For many companies, especially tech ones, intellectual property is critical because it is their product. Protecting it is their first priority. Filing to protect intellectual property means the company can potentially recoup research and development expenses, increase market share, create a premium for product pricing and generate a barrier to entry for competitors, said Chinh Pham, a Boston patent attorney for Greenberg Traurig.
Patents can be the strongest form of IP protection for a company’s innovation. Compared to trademarks, copyrights and trade secrets, they can offer broad protection by covering nearly any novel aspect of a technology, including hardware, software, materials and business methods, he said.
“Patents can be obtained on improvements to existing technology—the innovation need not be radical or revolutionary in order to be patentable, merely new and not obvious,” Pham said. “For an emerging technology company, a strong patent portfolio can help attract investments. Investors often look to see whether a fledgling company has protected its intellectual property when determining whether to invest. Smartly and strategically managing your patent portfolio can all indicate to investors that the company is serious about entering the market and vigilant about protecting its intellectual property.’’
Around 70 percent of applications result in patents being issued, said Herbert Schulze, an intellectual property and patent attorney in Reno from Holland & Hart. Many companies will seek patents in other countries as well, even though their processes could be slower than the United States., depending on which markets their products are sold or distributed. The leading markets are often Germany, France, United Kingdom, Japan, Korea and China.

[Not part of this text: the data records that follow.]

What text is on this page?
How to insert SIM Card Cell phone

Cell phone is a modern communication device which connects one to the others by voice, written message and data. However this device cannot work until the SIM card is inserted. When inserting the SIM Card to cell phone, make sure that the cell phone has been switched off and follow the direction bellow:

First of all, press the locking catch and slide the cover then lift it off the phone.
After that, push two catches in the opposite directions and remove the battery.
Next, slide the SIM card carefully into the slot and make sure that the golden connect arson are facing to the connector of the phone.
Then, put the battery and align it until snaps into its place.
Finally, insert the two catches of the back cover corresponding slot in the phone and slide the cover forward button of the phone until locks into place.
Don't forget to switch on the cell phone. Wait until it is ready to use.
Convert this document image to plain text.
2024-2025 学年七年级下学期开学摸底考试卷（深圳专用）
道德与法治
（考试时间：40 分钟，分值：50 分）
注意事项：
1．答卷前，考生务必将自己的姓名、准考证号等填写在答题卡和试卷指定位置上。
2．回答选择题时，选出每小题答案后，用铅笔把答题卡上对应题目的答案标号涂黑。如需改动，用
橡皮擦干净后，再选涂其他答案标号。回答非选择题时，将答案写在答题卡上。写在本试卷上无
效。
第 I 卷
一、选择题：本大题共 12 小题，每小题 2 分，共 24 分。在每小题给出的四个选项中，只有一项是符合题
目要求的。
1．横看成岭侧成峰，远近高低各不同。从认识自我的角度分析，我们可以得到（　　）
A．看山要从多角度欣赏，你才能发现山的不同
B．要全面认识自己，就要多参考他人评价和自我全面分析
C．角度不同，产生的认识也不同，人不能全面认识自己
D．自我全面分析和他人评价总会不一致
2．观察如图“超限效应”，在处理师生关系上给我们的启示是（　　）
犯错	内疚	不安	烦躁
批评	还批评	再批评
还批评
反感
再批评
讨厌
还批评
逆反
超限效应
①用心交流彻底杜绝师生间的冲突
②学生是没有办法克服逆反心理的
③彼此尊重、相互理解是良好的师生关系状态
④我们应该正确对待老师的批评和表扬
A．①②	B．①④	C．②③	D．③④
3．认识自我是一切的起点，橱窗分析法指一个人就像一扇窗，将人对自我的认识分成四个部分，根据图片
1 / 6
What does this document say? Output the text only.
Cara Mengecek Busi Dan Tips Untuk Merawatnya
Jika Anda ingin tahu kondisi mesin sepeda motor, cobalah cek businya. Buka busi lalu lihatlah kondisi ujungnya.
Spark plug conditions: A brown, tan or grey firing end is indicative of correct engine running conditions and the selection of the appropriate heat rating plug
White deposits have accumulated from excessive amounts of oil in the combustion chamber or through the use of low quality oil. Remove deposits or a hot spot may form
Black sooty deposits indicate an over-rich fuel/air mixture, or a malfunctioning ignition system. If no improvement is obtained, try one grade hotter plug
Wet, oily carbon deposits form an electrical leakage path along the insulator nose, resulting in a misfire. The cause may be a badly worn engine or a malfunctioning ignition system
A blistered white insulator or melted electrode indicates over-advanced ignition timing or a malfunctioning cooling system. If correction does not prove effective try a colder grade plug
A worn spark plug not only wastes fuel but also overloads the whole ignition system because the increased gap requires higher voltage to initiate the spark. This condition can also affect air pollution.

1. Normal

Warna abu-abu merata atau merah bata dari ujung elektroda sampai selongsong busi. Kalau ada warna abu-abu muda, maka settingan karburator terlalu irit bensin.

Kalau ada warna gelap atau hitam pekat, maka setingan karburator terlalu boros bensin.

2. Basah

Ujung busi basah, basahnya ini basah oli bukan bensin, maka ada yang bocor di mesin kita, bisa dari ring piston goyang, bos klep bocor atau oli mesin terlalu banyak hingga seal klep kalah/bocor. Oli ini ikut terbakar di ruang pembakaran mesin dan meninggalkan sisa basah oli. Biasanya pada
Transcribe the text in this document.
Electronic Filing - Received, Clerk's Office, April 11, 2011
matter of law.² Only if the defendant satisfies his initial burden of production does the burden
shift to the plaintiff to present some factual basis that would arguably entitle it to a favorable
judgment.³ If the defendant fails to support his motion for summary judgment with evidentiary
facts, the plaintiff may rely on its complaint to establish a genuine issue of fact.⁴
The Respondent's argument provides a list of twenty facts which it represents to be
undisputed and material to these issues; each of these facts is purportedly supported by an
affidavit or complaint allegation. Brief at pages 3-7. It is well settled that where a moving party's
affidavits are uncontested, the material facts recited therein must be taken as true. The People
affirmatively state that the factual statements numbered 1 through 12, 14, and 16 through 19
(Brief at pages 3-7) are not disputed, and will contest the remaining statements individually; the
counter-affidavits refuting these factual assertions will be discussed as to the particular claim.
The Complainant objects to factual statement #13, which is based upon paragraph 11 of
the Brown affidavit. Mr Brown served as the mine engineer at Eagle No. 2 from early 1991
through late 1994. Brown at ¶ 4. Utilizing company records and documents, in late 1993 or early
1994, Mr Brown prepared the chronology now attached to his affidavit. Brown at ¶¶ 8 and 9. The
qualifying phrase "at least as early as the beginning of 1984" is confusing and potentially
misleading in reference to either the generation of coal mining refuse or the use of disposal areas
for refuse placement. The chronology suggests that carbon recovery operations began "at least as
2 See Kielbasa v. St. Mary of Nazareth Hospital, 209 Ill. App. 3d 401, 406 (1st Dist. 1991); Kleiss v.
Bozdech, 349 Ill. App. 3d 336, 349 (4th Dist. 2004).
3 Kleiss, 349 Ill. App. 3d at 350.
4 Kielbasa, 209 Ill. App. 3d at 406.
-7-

“Patents are territorial, and they don’t extend outside the borders of the country that issues them,” he said. “The location of a competitor may be a factor, and some pharmaceutical companies do a lot of patenting in countries like Switzerland and Sweden because that’s where the competition is located.”
Patent protection gives companies an advantage against their competitors, but they must disclose how the invention works, said Constance Rhebergen, a partner at Bracewell, a Houston-based law firm.
“During this exclusive time, you have the opportunity to establish your product or service as the market leader based on distinctive factors,” she said. “You may also choose a strong trademark to be associated with your product or service.”
Companies who opt not to obtain a patent have other legal strategies to protect their inventions. The majority of tech-related businesses protect their trade secrets through a combination of copyrights of content and software code, non-disclosure agreements in business conversations, employees and contractors, and shipping only executable software or apps to customers that cannot be reverse-engineered, said Jim Price, an entrepreneur-in-residence at Ross School of Business at the University of Michigan in Ann Arbor.
If a competitor has copied your patented technology, check with your attorney to determine what your patent does and does not cover, said Richard LaCava, a partner at New York law firm Arent Fox. “Confronting the competitor without a full understanding can actually subject you to a lawsuit,” he said. “If you learn of a competitor making a similar product to yours, and you have a pending patent application, you should immediately contact your patent attorney. There may be a way to change your patent application to be directed specifically against that competitor’s product.”